Sebagai kumpulan/kompilasi aturan main bagi pelaku usaha di bidang kemaritiman - mencakup kepelabuhanan, pelayaran, galangan, dan lain-lain - bisa jadi ia masih utuh. Namun, sejatinya ruhnya sudah lepas.

Empat tahun setelah disahkan, tepatnya pada 2011, Kementerian Perhubungan di bawah kepemimpinan Menteri Perhubungan Freddy Numberi, mengajukan revisi UU Pelayaran 2008. Langkah ini ditempuh guna mendukung kegiatan penambangan minyak dan gas lepas pantai.

Adapun pasal-pasal yang diamandemen terkait dengan keberadaan kapal tertentu yang dibutuhkan untuk industri dimaksud namun perusahaan perkapalan nasional belum mampu memproduksi kapal-kapal yang dibutuhkan untuk industri dimaksud.

UU No. 17/2008 memang belum mengatur beberapa jenis kapal-kapal penunjang migas yang belum ada atau belum berbendera Indonesia antara lain, kapal kegiatan survei seismik, geofisika dan geoteknik, kapal kegiatan pengeboran lepas pantai (jack up rig, semi-submersible rig, deep-water drill ship dan tender assisting), kapal untuk kegiatan konstruksi lepas pantai (man working barge, derrick/crane/pipe/cable/subsea, dan lain-lain) dan kapal untuk kegiatan penunjang operasi migas lepas pantai (anchor handling tug supply/AHTS deep water >6000BHP, platform supply vessel, fast metal crew boat).

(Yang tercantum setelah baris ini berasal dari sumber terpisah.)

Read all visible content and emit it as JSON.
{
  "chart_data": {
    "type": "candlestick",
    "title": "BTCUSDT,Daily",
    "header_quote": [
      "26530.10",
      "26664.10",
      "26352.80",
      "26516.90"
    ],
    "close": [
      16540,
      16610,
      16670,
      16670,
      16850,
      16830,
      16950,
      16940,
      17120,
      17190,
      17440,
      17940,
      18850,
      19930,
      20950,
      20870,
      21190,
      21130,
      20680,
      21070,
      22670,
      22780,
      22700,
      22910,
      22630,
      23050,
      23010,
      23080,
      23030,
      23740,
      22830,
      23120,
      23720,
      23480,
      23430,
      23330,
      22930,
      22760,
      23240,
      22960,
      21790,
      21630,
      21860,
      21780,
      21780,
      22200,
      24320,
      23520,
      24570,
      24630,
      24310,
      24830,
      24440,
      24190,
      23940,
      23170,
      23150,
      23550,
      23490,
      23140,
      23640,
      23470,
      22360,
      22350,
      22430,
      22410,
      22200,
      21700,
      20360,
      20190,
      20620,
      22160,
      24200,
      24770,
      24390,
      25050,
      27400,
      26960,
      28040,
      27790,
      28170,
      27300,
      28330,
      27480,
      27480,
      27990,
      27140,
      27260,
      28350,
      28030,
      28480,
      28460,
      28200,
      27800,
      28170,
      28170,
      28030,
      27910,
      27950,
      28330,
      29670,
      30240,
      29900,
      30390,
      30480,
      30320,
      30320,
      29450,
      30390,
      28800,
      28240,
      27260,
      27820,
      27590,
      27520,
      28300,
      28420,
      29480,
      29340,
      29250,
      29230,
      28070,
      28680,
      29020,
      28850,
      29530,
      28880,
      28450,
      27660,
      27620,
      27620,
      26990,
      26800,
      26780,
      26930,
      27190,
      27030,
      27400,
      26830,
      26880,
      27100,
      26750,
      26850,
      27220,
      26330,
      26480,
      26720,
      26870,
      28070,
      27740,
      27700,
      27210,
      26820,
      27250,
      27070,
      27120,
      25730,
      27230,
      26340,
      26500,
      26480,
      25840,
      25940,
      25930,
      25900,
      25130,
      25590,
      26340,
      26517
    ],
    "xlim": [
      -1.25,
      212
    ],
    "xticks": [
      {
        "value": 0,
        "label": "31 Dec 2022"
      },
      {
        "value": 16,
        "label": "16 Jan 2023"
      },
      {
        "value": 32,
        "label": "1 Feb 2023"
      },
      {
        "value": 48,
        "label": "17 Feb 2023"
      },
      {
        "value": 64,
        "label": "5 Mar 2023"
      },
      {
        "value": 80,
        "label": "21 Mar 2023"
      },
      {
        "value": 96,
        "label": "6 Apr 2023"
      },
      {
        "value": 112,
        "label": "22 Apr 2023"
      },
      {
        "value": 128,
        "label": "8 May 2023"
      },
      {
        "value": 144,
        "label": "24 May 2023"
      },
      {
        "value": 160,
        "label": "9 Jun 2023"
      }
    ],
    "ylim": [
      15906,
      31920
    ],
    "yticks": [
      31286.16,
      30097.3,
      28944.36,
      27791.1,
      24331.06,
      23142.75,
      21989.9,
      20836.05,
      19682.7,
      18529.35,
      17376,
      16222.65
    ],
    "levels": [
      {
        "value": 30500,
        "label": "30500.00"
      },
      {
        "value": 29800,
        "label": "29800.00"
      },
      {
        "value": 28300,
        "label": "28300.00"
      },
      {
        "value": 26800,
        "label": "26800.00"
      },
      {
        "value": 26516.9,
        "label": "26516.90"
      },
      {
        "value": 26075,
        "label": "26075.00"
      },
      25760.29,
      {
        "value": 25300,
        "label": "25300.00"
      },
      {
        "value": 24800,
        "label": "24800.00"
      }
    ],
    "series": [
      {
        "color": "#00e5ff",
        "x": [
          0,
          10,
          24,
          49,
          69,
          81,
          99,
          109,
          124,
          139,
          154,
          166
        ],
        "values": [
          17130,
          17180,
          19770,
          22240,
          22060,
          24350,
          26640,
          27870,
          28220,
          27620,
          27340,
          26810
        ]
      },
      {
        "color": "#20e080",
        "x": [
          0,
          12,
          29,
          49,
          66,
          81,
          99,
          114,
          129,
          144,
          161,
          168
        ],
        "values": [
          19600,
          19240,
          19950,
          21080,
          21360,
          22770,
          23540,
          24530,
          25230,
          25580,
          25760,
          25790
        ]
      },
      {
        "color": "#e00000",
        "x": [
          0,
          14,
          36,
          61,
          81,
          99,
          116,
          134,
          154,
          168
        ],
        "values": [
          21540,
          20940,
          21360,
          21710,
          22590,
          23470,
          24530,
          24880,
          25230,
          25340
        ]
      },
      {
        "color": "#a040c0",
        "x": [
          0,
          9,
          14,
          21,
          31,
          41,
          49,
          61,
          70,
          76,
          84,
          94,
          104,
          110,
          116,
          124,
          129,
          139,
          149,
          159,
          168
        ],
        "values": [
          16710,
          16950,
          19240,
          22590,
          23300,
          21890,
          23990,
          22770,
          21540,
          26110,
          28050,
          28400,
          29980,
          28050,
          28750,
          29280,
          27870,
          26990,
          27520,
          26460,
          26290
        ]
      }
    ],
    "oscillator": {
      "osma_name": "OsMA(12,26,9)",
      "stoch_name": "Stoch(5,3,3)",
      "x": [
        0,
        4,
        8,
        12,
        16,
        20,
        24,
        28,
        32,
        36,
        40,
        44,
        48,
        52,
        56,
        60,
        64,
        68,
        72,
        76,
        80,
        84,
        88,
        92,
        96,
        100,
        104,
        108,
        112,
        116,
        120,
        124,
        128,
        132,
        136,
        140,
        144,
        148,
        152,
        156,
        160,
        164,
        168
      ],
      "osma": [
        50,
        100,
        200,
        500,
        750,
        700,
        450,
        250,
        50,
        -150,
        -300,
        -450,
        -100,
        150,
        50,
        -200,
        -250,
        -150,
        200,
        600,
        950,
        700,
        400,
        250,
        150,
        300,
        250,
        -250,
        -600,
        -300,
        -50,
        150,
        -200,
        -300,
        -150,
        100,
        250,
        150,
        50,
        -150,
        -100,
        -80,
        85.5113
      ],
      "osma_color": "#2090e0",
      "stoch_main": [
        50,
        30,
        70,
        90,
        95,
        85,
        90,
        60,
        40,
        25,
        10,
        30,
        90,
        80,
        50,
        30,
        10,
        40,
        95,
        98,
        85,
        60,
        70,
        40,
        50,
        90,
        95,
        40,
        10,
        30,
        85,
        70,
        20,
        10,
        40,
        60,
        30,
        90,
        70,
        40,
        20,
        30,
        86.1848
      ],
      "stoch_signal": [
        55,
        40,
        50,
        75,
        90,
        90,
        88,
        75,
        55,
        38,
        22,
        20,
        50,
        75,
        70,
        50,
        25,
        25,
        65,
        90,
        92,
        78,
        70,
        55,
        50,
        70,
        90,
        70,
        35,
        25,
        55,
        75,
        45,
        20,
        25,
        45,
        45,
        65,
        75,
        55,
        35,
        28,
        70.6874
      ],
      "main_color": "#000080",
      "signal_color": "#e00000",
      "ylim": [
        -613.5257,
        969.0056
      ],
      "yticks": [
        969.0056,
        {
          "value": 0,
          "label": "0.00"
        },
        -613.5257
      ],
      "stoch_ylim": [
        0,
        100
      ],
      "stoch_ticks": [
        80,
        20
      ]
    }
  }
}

Apabila UU Pelayaran tidak segera diamandemen akan menimbulkan permasalahan-permasalahan pada kegiatan migas lepas pantai serta mengganggu target produksi migas nasional dari lapangan migas offshore. Demikian reasoning yang ada kala itu terkait revisi yang diusulkan Kemenhub.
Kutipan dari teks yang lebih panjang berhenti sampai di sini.